According to the CME Group’s FedWatch tool, the probability of a monetary status quo on March 20, following the next Fed meeting, stands at 94%, which would leave rates between 5.25 and 5 .50%. The probability that rates will still remain unchanged on May 1, after the next monetary meeting, is 74% according to the same tool.
Note that the preliminary index of American consumer sentiment from the University of Michigan for the month of February will be announced within an hour (FactSet consensus of 80).
Values
Applied Materials, the American giant of equipment intended for the production of semiconductors, soared by 12% last night after market trading on Wall Street. For the quarter ended January 2024, “Amat” posted revenues of $6.71 billion, down slightly by 0.5% year-on-year, while its adjusted earnings per share were $2.13 versus $2.03 a year ago. The consensus was for $6.47 billion in revenue and $1.90 in adjusted earnings per share. The group expects fiscal second-quarter revenue of around $6.5 billion, compared to a consensus of $6.3 billion. Adjusted earnings per share for the period are anticipated between $1.79 and $2.15, which is also better than expected. These forecasts could signal a faster-than-expected industry recovery.

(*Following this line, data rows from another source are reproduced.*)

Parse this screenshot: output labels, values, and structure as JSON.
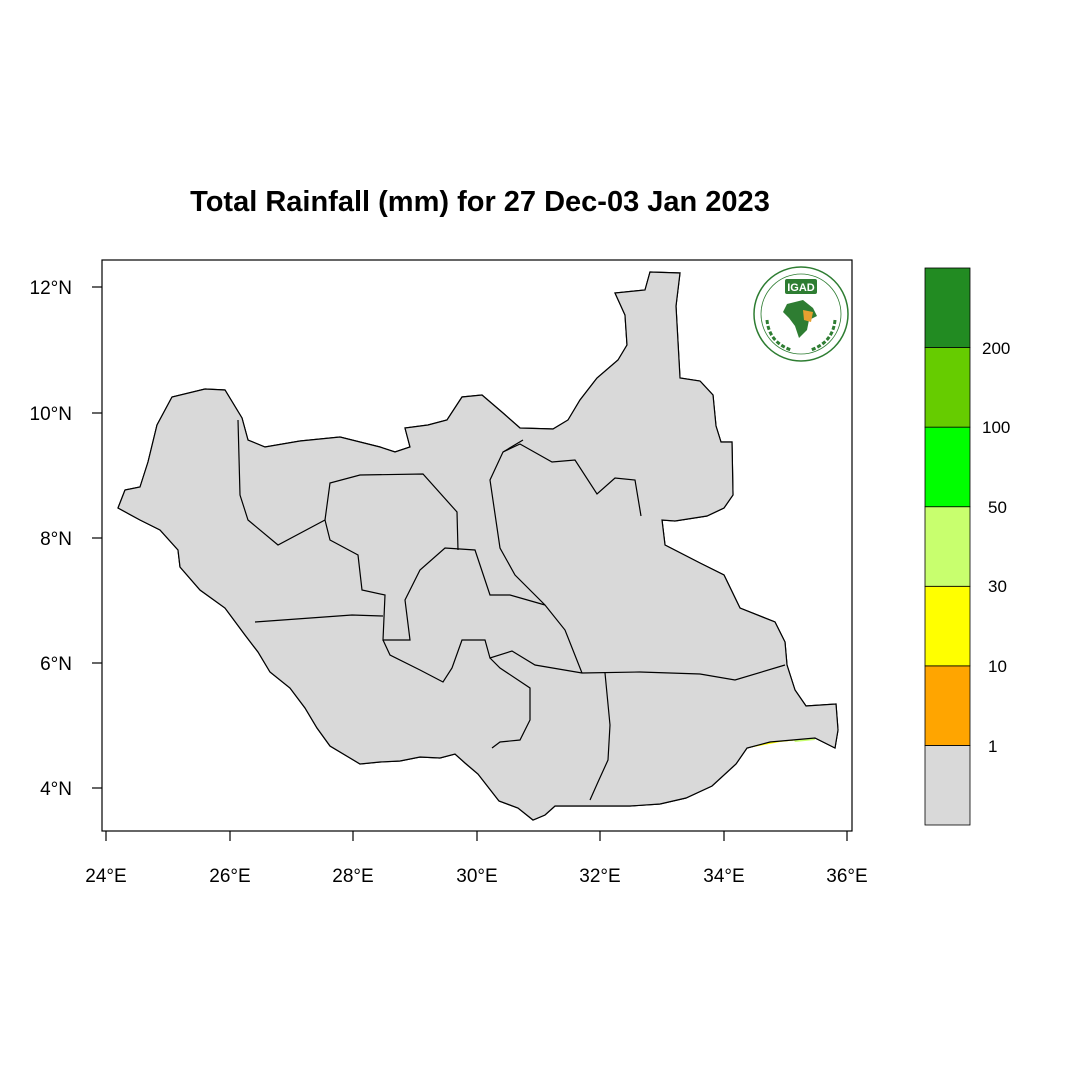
{
  "title": "Total Rainfall (mm) for 27 Dec-03 Jan 2023",
  "axes": {
    "x_ticks": [
      "24°E",
      "26°E",
      "28°E",
      "30°E",
      "32°E",
      "34°E",
      "36°E"
    ],
    "y_ticks": [
      "12°N",
      "10°N",
      "8°N",
      "6°N",
      "4°N"
    ]
  },
  "legend": {
    "labels": [
      "1",
      "10",
      "30",
      "50",
      "100",
      "200"
    ],
    "colors": [
      "#d9d9d9",
      "#ffa500",
      "#ffff00",
      "#c8ff6e",
      "#00ff00",
      "#66cc00",
      "#228b22"
    ]
  },
  "logo": {
    "acronym": "IGAD",
    "ring_text": "INTERGOVERNMENTAL AUTHORITY ON DEVELOPMENT",
    "ring_text_fr": "AUTORITÉ INTERGOUVERNEMENTALE POUR LE DÉVELOPPEMENT"
  },
  "map_colors": {
    "no_rain": "#d9d9d9",
    "light": "#ffa500",
    "moderate": "#ffff00",
    "heavy": "#c8ff6e",
    "very_heavy": "#00cc00",
    "border": "#000000"
  }
}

Coinbase soared 14% last night after market trading on Wall Street. For its fourth fiscal quarter, the cryptocurrency exchange beat the consensus by posting revenues of $954 million, up 52% year-over-year, as well as adjusted earnings per share of $1.04 to compare to a loss a year before. The consensus was for $732 million in revenue and 9 cents in adjusted loss per share. Net profit was $273 million, compared to a loss of $557 million a year earlier. Stablecoin revenues were $172 million compared to $146 million a year before.
Dropbox stumbles in pre-session on Wall Street, despite accounts slightly higher than expectations. The Californian group specializing in the cloud announced fourth-quarter revenues of $635 million, an increase of 6% year-on-year, bringing annual revenues to $2.5 billion. Quarterly GAAP net income was $227 million, compared to $328 million a year earlier. Adjusted net income was $171 million, compared to $141 million for the comparable period last year. Adjusted earnings per share were 50 cents, compared to 48 cents consensus, while revenues also narrowly exceeded market expectations.

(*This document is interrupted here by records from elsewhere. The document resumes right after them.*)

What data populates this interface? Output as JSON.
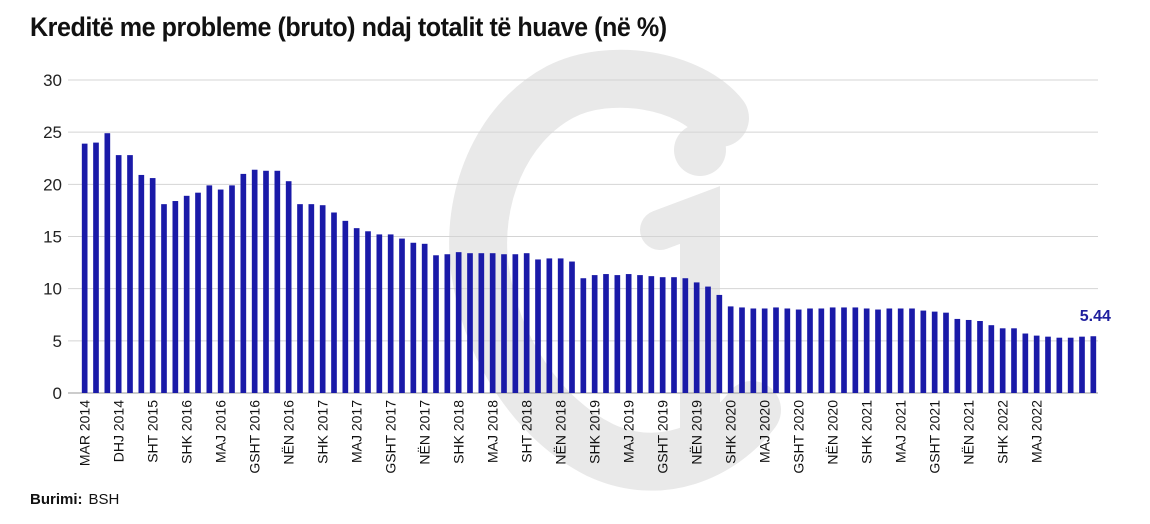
{
  "title": "Kreditë me probleme (bruto) ndaj totalit të huave (në %)",
  "source": {
    "label": "Burimi:",
    "value": "BSH"
  },
  "colors": {
    "bar": "#1a1aa8",
    "grid": "#d4d4d4",
    "value_label": "#1f1f9e",
    "watermark": "#e9e9e9"
  },
  "watermark_icon": "gi-logo-watermark",
  "chart_data": {
    "type": "bar",
    "title": "Kreditë me probleme (bruto) ndaj totalit të huave (në %)",
    "xlabel": "",
    "ylabel": "",
    "ylim": [
      0,
      30
    ],
    "yticks": [
      0,
      5,
      10,
      15,
      20,
      25,
      30
    ],
    "grid": true,
    "x_tick_labels": [
      "MAR 2014",
      "DHJ 2014",
      "SHT 2015",
      "SHK 2016",
      "MAJ 2016",
      "GSHT 2016",
      "NËN 2016",
      "SHK 2017",
      "MAJ 2017",
      "GSHT 2017",
      "NËN 2017",
      "SHK 2018",
      "MAJ 2018",
      "SHT 2018",
      "NËN 2018",
      "SHK 2019",
      "MAJ 2019",
      "GSHT 2019",
      "NËN 2019",
      "SHK 2020",
      "MAJ 2020",
      "GSHT 2020",
      "NËN 2020",
      "SHK 2021",
      "MAJ 2021",
      "GSHT 2021",
      "NËN 2021",
      "SHK 2022",
      "MAJ 2022"
    ],
    "values": [
      23.9,
      24.0,
      24.9,
      22.8,
      22.8,
      20.9,
      20.6,
      18.1,
      18.4,
      18.9,
      19.2,
      19.9,
      19.5,
      19.9,
      21.0,
      21.4,
      21.3,
      21.3,
      20.3,
      18.1,
      18.1,
      18.0,
      17.3,
      16.5,
      15.8,
      15.5,
      15.2,
      15.2,
      14.8,
      14.4,
      14.3,
      13.2,
      13.3,
      13.5,
      13.4,
      13.4,
      13.4,
      13.3,
      13.3,
      13.4,
      12.8,
      12.9,
      12.9,
      12.6,
      11.0,
      11.3,
      11.4,
      11.3,
      11.4,
      11.3,
      11.2,
      11.1,
      11.1,
      11.0,
      10.6,
      10.2,
      9.4,
      8.3,
      8.2,
      8.1,
      8.1,
      8.2,
      8.1,
      8.0,
      8.1,
      8.1,
      8.2,
      8.2,
      8.2,
      8.1,
      8.0,
      8.1,
      8.1,
      8.1,
      7.9,
      7.8,
      7.7,
      7.1,
      7.0,
      6.9,
      6.5,
      6.2,
      6.2,
      5.7,
      5.5,
      5.4,
      5.3,
      5.3,
      5.4,
      5.44
    ],
    "last_value_label": "5.44"
  }
}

DoorDash falls before market on Wall Street, following fourth quarter results. Revenue for the period was $2.3 billion, slightly above expectations, while adjusted EBITDA was $363 million, also better than expected. The guidance provided for the fiscal first quarter and current fiscal year was broadly in line with analyst expectations.
Nike, the sports shoe giant, will reduce its workforce by around 2%, which represents more than 1,600 positions, in the face of weak demand. The workforce reductions would cost between $400 million and $450 million. The group had already announced in December a savings plan of $2 billion over three years, by reducing managerial layers and adjusting the offering of certain products. According to the Wall Street Journal, which initially reported the cuts, the workforce reductions would begin this Friday and a second phase would be finalized by the end of the quarter. The layoffs would not affect store employees or those in distribution centers or innovation teams.

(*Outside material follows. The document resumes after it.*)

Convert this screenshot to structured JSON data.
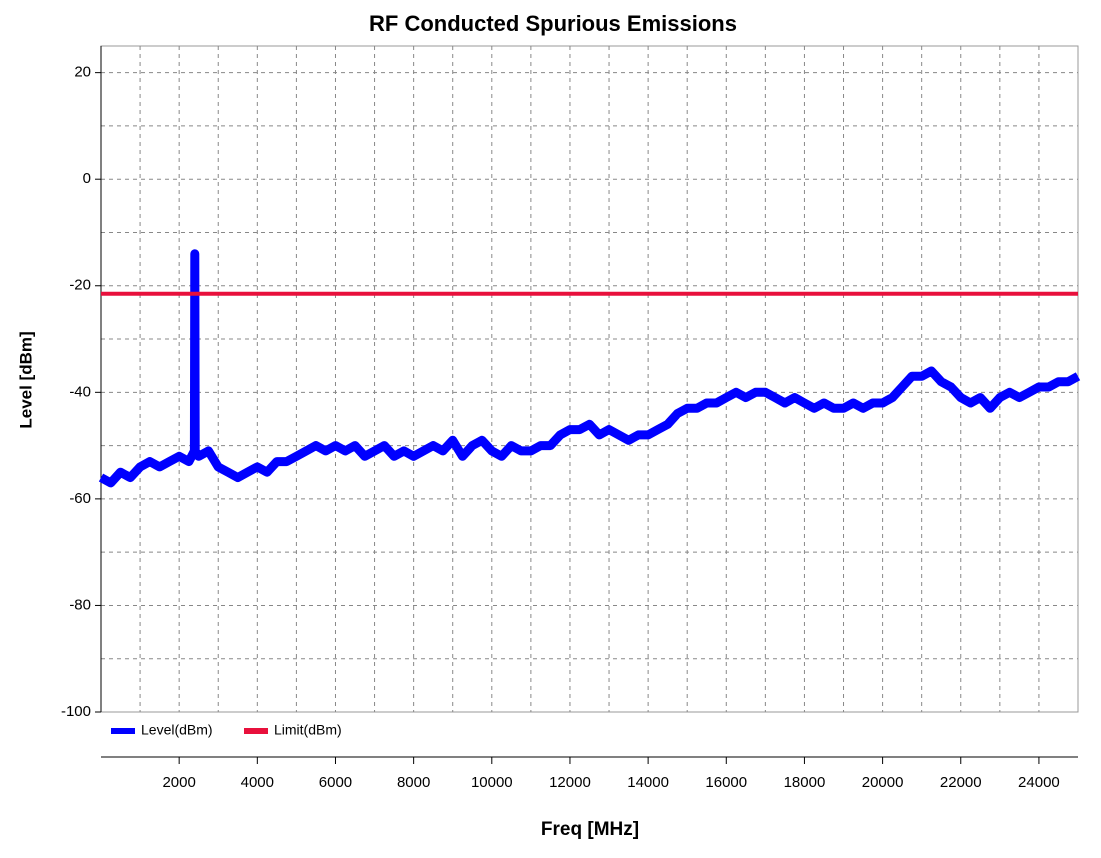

You’re here. Elon Musk, CEO of Tesla, now owns 20.5% of the capital of the electric vehicle manufacturer, according to declarations to the SEC, the American financial markets authority. The stake is up sharply compared to the 13% held in May, but remains lower than the 22% held before Musk sold Tesla shares to finance the $44 billion takeover of Twitter. The billionaire owns more than 411 million shares of common Tesla stock and options to buy 304 million shares. Thus, Musk is getting closer to the 25% that he considered necessary to have sufficient influence on the group. Last month, the businessman indicated that he could explore certain projects outside of Tesla, particularly in artificial intelligence, if he did not obtain this level of participation.